Monday, March 8, 2010

Everyone Counts

This year brings a new decade (sort of) and with it a brand new census! Yes, the great counting of America means short questionnaires will soon be arriving in people's mailboxes and on their doorsteps. The necessity of the census, and all the positive consequences of it being conducted accurately, are well known and unnecessary to explicate. Equally well known and unnecessary to examine is the insanity that bubbles in the bosoms of your more conspiratorially minded, far-right, anti-government town idiot in reaction to this simple, non-invasive exercise that actually makes government MORE representative of all, even idiots like him. (And its always a him.)

The census reminds us of our common membership in a political community, and as such can bring up many questions about how we choose to identify ourselves within that community.

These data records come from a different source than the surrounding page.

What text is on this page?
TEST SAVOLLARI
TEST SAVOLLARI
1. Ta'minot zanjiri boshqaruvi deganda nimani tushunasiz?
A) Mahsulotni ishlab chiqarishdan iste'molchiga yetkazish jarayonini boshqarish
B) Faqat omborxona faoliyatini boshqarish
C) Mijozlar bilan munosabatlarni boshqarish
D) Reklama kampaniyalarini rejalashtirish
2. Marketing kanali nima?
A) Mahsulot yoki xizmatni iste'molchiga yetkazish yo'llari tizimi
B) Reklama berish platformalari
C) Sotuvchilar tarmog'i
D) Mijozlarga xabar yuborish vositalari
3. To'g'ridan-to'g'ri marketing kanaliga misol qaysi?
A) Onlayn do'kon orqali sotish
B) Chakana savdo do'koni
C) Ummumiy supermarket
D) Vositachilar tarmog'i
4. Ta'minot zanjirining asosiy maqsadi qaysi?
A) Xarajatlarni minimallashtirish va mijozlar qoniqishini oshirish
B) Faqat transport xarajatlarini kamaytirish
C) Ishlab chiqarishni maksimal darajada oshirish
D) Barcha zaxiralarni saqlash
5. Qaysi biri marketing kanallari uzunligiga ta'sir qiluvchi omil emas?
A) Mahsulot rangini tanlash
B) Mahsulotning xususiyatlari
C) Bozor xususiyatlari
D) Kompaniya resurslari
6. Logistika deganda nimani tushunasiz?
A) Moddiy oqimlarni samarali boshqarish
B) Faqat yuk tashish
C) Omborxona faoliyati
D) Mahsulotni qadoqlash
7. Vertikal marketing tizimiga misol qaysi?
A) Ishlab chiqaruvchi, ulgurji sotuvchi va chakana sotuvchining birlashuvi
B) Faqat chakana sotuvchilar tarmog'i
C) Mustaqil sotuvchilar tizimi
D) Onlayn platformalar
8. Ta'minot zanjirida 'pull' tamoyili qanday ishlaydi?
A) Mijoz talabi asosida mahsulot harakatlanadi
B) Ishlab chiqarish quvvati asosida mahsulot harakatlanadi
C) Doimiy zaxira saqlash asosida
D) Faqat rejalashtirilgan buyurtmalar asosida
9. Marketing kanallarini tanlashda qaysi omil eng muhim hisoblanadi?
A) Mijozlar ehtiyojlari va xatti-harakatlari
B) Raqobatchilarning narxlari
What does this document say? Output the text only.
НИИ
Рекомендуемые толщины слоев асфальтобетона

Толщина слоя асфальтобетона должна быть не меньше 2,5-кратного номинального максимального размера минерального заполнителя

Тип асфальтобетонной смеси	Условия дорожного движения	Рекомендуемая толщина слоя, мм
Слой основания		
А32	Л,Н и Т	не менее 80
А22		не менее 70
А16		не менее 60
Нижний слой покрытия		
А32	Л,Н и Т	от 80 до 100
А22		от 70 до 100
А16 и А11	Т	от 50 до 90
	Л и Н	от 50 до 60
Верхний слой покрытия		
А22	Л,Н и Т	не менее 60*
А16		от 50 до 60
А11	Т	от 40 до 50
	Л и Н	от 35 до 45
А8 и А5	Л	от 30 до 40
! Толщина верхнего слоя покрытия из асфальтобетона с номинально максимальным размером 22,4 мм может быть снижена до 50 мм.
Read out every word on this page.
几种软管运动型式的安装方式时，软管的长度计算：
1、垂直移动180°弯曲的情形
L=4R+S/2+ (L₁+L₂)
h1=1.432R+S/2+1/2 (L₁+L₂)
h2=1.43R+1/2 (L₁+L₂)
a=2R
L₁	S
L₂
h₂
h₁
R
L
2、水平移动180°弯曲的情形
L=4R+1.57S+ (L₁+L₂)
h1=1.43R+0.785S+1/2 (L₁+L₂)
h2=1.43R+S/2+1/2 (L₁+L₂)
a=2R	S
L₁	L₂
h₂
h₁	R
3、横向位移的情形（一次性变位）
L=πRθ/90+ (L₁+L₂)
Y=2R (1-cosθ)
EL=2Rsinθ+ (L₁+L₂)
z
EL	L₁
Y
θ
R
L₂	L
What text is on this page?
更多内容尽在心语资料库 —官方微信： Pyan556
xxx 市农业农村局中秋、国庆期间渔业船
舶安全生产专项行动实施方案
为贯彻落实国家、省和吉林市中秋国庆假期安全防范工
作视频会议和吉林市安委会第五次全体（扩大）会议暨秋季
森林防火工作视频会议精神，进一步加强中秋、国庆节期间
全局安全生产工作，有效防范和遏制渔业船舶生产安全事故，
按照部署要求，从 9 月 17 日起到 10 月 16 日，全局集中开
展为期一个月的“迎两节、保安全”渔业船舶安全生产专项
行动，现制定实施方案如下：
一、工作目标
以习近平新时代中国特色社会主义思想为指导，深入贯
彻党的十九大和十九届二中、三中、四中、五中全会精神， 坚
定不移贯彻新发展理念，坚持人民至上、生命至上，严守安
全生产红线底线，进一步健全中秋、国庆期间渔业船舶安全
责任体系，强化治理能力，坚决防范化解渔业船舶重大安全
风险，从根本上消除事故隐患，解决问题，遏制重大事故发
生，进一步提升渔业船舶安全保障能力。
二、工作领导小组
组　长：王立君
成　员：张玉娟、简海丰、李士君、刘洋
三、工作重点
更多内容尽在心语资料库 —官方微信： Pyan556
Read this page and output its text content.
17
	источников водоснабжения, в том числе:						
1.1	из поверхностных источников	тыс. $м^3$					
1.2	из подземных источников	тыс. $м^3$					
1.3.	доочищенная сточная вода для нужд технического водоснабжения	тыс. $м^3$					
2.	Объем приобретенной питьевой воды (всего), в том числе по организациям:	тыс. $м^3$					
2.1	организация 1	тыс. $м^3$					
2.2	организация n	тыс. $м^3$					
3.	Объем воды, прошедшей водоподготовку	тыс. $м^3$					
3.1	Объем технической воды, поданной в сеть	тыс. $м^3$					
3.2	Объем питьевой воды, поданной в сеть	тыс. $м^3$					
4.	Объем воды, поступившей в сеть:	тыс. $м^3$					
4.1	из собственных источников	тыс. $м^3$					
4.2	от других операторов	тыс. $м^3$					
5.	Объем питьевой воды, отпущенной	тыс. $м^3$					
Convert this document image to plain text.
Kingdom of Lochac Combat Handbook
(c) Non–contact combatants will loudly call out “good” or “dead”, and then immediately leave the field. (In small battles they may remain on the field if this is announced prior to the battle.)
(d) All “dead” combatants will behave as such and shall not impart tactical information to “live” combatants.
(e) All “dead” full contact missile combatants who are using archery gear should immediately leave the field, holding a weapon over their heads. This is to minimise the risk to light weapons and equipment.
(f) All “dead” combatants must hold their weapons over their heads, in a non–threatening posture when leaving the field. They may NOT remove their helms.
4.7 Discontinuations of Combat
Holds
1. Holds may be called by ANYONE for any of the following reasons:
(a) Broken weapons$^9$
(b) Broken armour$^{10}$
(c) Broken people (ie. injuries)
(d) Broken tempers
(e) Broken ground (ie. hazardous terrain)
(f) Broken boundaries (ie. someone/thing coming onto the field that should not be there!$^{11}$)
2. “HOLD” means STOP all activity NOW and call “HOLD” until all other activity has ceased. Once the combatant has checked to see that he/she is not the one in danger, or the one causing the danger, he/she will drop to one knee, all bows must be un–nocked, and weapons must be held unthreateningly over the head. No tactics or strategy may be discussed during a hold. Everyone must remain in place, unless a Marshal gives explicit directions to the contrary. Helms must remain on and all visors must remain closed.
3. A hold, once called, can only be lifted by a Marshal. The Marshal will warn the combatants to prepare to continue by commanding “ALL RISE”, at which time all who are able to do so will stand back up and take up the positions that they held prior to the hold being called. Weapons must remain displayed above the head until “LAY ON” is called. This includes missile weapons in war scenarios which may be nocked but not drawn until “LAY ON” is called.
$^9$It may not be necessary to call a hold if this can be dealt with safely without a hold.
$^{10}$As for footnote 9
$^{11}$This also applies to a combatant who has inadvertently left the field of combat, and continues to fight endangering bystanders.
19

For example, LGBT issues and the census have been intertwined, and have hit facebook (or my facebook, at least) with a vengeance. I've been repeatedly invited to the group/page/event/whatever that beckons me to support some sort of petition on Change.org (a website that seems to mimic the Obama campaign's fonts and such..) and to check out "Queer the Census", a project of the National Gay and Lesbian Task Force, to get a question about sexual orientation added to the NEXT census, in 2020. So many of my facebook friends like this, that facebook has even taken it upon itself to "suggest" these things to me.

No, thank you.

For one, this is an intrusive and unnecessary question. The census doesn't ask about my religion (nor should it), so don't ask me about my sexuality. I suppose knowing how many LGB people there are would make it more obvious why marriage inequality and other discriminatory legal regimes are unfair. Other than that, I don't see any pressing need or reason to include a question of sexual orientation on a census form. It really is none of the state's business who I, or anyone else, loves or what we do in our bedrooms or elsewhere. Not to get all Glenn Beck on you, but the Nazis were also overly interested in finding out the sexuality of the citizenry. It just isn't information the state must, or even should, have. I for one would decline to answer.

Which brings me to another point: asking this question on the census would provide data that no statistician of repute would consider representative of the full array of sexuality present within such a large and complex society. Not everyone will answer the question, others will lie, others (such as minors) will go uncounted. You're not going to get really great data this way, so it seems more like you'd be including the question on principle, rather than on pragmatism. I'm all for principles, but when there are other compelling reasons NOT to include this, the principles don't seem all that compelling.

Finally, while I don't believe anyone can, via strength of will or effort, "change" their sexuality, sexuality is not like one's biological sex. [Which can, through strength of hormone injections and a skilled surgeon, be changed, sort of.] To troupe out the well-worn "Sex and Gender 101" clichés, sexuality is: fluid, evolving, exists along a spectrum, and is ascribed meaning and identity implications by a given society. Before the late 1800s, homosexuality as we know it was unthinkable. This is not to say that same-sex physical and/or romantic relationships didn't exist before this time, but simply that there was no conception of a stable identity category based around who one chooses to sleep with and/or fall in love with. Even up through the mid-20th Century, in Western societies at least, sexuality was something you did, not something you were. So, it seems to me, to ask questions about your "sexual orientation" on a census form would be to ignore both contemporary sexuality/gender theory, and also the bulk of historical and sociological evidence which shows us that sexuality is not so neat as "Check Box A for Straight, Box B for Gay..." and so on. How to account for the self-identified lesbian who is currently dating a man, or the asexual, or the bisexual who by the time the next census comes around will call themself gay, or the man-who-has-sex-with-men who is married and thinks of himself as straight? The variation even across one individual's lifetime is so great, that it seems to me that a decennial census would not really provide a meaningful representation of a whole society's sexuality.

So, I understand, my liberal minded people, I really do.  Everyone wants to say "We're here, we're queer, get used to it." This just isn't a very good way of doing it. Rather than "queering" the census, providing three sexual categories in which one must shove oneself seems to me rather un-queer and regressive. Sexuality is simply too complex, and intensely personal, a phenomenon to be captured accurately or appropriately by a one page census form.

1 comment:

  1. Isn't there an economic incentive for queering the census? As I understand it, the census also provides valuable information for corporations (and prob. non-profits as well).

    That's not a defense, of course. Just looking at empirical values.

    I think they should add an "in the closet, don't look" option.